Gravid Water, the long-running Upright Citizens Brigade (UCB) Theatre show, came to the Brava Theater in the Mission District this past weekend. It was the show’s 5th time returning to San Francisco for the city’s annual Sketchfest comedy festival. Gravid Water would be a complete trainwreck in the hands of less skilled performers, but with a lineup of comedians this good, it made for the perfect combustible comedy recipe. To kick off Saturday’s late afternoon performance, Oakland’s own Adam Pearlstein warmed up the crowd with a standout stand-up set that got the whole theater ready for maximum laughs.
As Gravid Water got ready to take the stage, the show’s creator and director Stephen Ruddy welcomed a packed house and made sure everyone was in the know on what was about to go down. Though previously announced guest star Tony Hale wouldn’t arrive in time (due to filming commitments for Veep), the audience would welcome his HBO series’ castmate and UCB founding member Matt Walsh. Walsh, alongside fellow improvers Suzi Barrett (whose improv troupe Sentimental Lady opened up the show) and another UCB original, Ian Roberts, would each pair up with an actor for scenes they had absolutely no prior knowledge of.
The actors featured were equally as brilliant, with Maria Thayer from Strangers with Candy and Forgetting Sarah Marshall, Lucy Davis from The Office (UK) and the upcoming Wonder Woman movie, Tom Lenk from Buffy The Vampire Slayer and Broadway: Rock of Ages, and San Francisco’s own Kevin Pollak (whose great films credits are too long to list here).

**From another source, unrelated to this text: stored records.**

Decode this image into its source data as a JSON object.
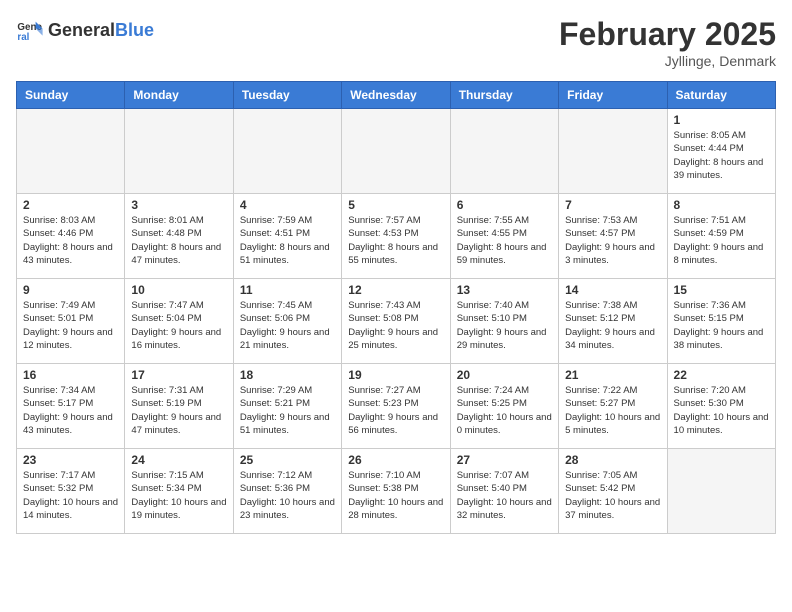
{
  "header": {
    "logo_general": "General",
    "logo_blue": "Blue",
    "month_title": "February 2025",
    "location": "Jyllinge, Denmark"
  },
  "weekdays": [
    "Sunday",
    "Monday",
    "Tuesday",
    "Wednesday",
    "Thursday",
    "Friday",
    "Saturday"
  ],
  "weeks": [
    [
      {
        "day": "",
        "info": ""
      },
      {
        "day": "",
        "info": ""
      },
      {
        "day": "",
        "info": ""
      },
      {
        "day": "",
        "info": ""
      },
      {
        "day": "",
        "info": ""
      },
      {
        "day": "",
        "info": ""
      },
      {
        "day": "1",
        "info": "Sunrise: 8:05 AM\nSunset: 4:44 PM\nDaylight: 8 hours and 39 minutes."
      }
    ],
    [
      {
        "day": "2",
        "info": "Sunrise: 8:03 AM\nSunset: 4:46 PM\nDaylight: 8 hours and 43 minutes."
      },
      {
        "day": "3",
        "info": "Sunrise: 8:01 AM\nSunset: 4:48 PM\nDaylight: 8 hours and 47 minutes."
      },
      {
        "day": "4",
        "info": "Sunrise: 7:59 AM\nSunset: 4:51 PM\nDaylight: 8 hours and 51 minutes."
      },
      {
        "day": "5",
        "info": "Sunrise: 7:57 AM\nSunset: 4:53 PM\nDaylight: 8 hours and 55 minutes."
      },
      {
        "day": "6",
        "info": "Sunrise: 7:55 AM\nSunset: 4:55 PM\nDaylight: 8 hours and 59 minutes."
      },
      {
        "day": "7",
        "info": "Sunrise: 7:53 AM\nSunset: 4:57 PM\nDaylight: 9 hours and 3 minutes."
      },
      {
        "day": "8",
        "info": "Sunrise: 7:51 AM\nSunset: 4:59 PM\nDaylight: 9 hours and 8 minutes."
      }
    ],
    [
      {
        "day": "9",
        "info": "Sunrise: 7:49 AM\nSunset: 5:01 PM\nDaylight: 9 hours and 12 minutes."
      },
      {
        "day": "10",
        "info": "Sunrise: 7:47 AM\nSunset: 5:04 PM\nDaylight: 9 hours and 16 minutes."
      },
      {
        "day": "11",
        "info": "Sunrise: 7:45 AM\nSunset: 5:06 PM\nDaylight: 9 hours and 21 minutes."
      },
      {
        "day": "12",
        "info": "Sunrise: 7:43 AM\nSunset: 5:08 PM\nDaylight: 9 hours and 25 minutes."
      },
      {
        "day": "13",
        "info": "Sunrise: 7:40 AM\nSunset: 5:10 PM\nDaylight: 9 hours and 29 minutes."
      },
      {
        "day": "14",
        "info": "Sunrise: 7:38 AM\nSunset: 5:12 PM\nDaylight: 9 hours and 34 minutes."
      },
      {
        "day": "15",
        "info": "Sunrise: 7:36 AM\nSunset: 5:15 PM\nDaylight: 9 hours and 38 minutes."
      }
    ],
    [
      {
        "day": "16",
        "info": "Sunrise: 7:34 AM\nSunset: 5:17 PM\nDaylight: 9 hours and 43 minutes."
      },
      {
        "day": "17",
        "info": "Sunrise: 7:31 AM\nSunset: 5:19 PM\nDaylight: 9 hours and 47 minutes."
      },
      {
        "day": "18",
        "info": "Sunrise: 7:29 AM\nSunset: 5:21 PM\nDaylight: 9 hours and 51 minutes."
      },
      {
        "day": "19",
        "info": "Sunrise: 7:27 AM\nSunset: 5:23 PM\nDaylight: 9 hours and 56 minutes."
      },
      {
        "day": "20",
        "info": "Sunrise: 7:24 AM\nSunset: 5:25 PM\nDaylight: 10 hours and 0 minutes."
      },
      {
        "day": "21",
        "info": "Sunrise: 7:22 AM\nSunset: 5:27 PM\nDaylight: 10 hours and 5 minutes."
      },
      {
        "day": "22",
        "info": "Sunrise: 7:20 AM\nSunset: 5:30 PM\nDaylight: 10 hours and 10 minutes."
      }
    ],
    [
      {
        "day": "23",
        "info": "Sunrise: 7:17 AM\nSunset: 5:32 PM\nDaylight: 10 hours and 14 minutes."
      },
      {
        "day": "24",
        "info": "Sunrise: 7:15 AM\nSunset: 5:34 PM\nDaylight: 10 hours and 19 minutes."
      },
      {
        "day": "25",
        "info": "Sunrise: 7:12 AM\nSunset: 5:36 PM\nDaylight: 10 hours and 23 minutes."
      },
      {
        "day": "26",
        "info": "Sunrise: 7:10 AM\nSunset: 5:38 PM\nDaylight: 10 hours and 28 minutes."
      },
      {
        "day": "27",
        "info": "Sunrise: 7:07 AM\nSunset: 5:40 PM\nDaylight: 10 hours and 32 minutes."
      },
      {
        "day": "28",
        "info": "Sunrise: 7:05 AM\nSunset: 5:42 PM\nDaylight: 10 hours and 37 minutes."
      },
      {
        "day": "",
        "info": ""
      }
    ]
  ]
}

The audience was treated to five hilarious two-person scenes. Maria Thayer and Matt Walsh teamed up for a bizarre drunken love dance in Last Gas by John Cariani. Lucy Davis and Ian Roberts met for a tryst with a prostitute or a lesson in stargazing in Death by Woody Allen. Suzi Barrett and Kevin Pollak brought the house down with their tale of a wounded soldier and his horny, lonesome caretaker in Abigail, 1702 by Roberto Aguirre-Sacasa. Stephen Ruddy (stepping in for Tony Hale) and Matt Walsh returned for Dog Sees God by Bert V. Royal in which a park bench conversation goes round in spiritual circles as a man says goodbye to his pup. And lastly, Tom Lenk and Ian Roberts came back to find an unrequited, inappropriate romance with a gym coach in Valhalla by Paul Rudnick.
After years of hearing about Gravid Water’s epic setup, the experience did not disappoint. The uproarious absurdity caused by this bizarre theatre mash-up exemplifies how breaking all the creative rules can oftentimes lead to unimaginably stellar results. There’s no doubt that the show’s actors and comedians each had their work cut out for them on stage last weekend, but what they delivered was one of the most memorable shows of this year’s festival. Sketchfest continues this week, so grab a ticket and check out some of the country’s best comedians, while they are still in town for just a few days longer.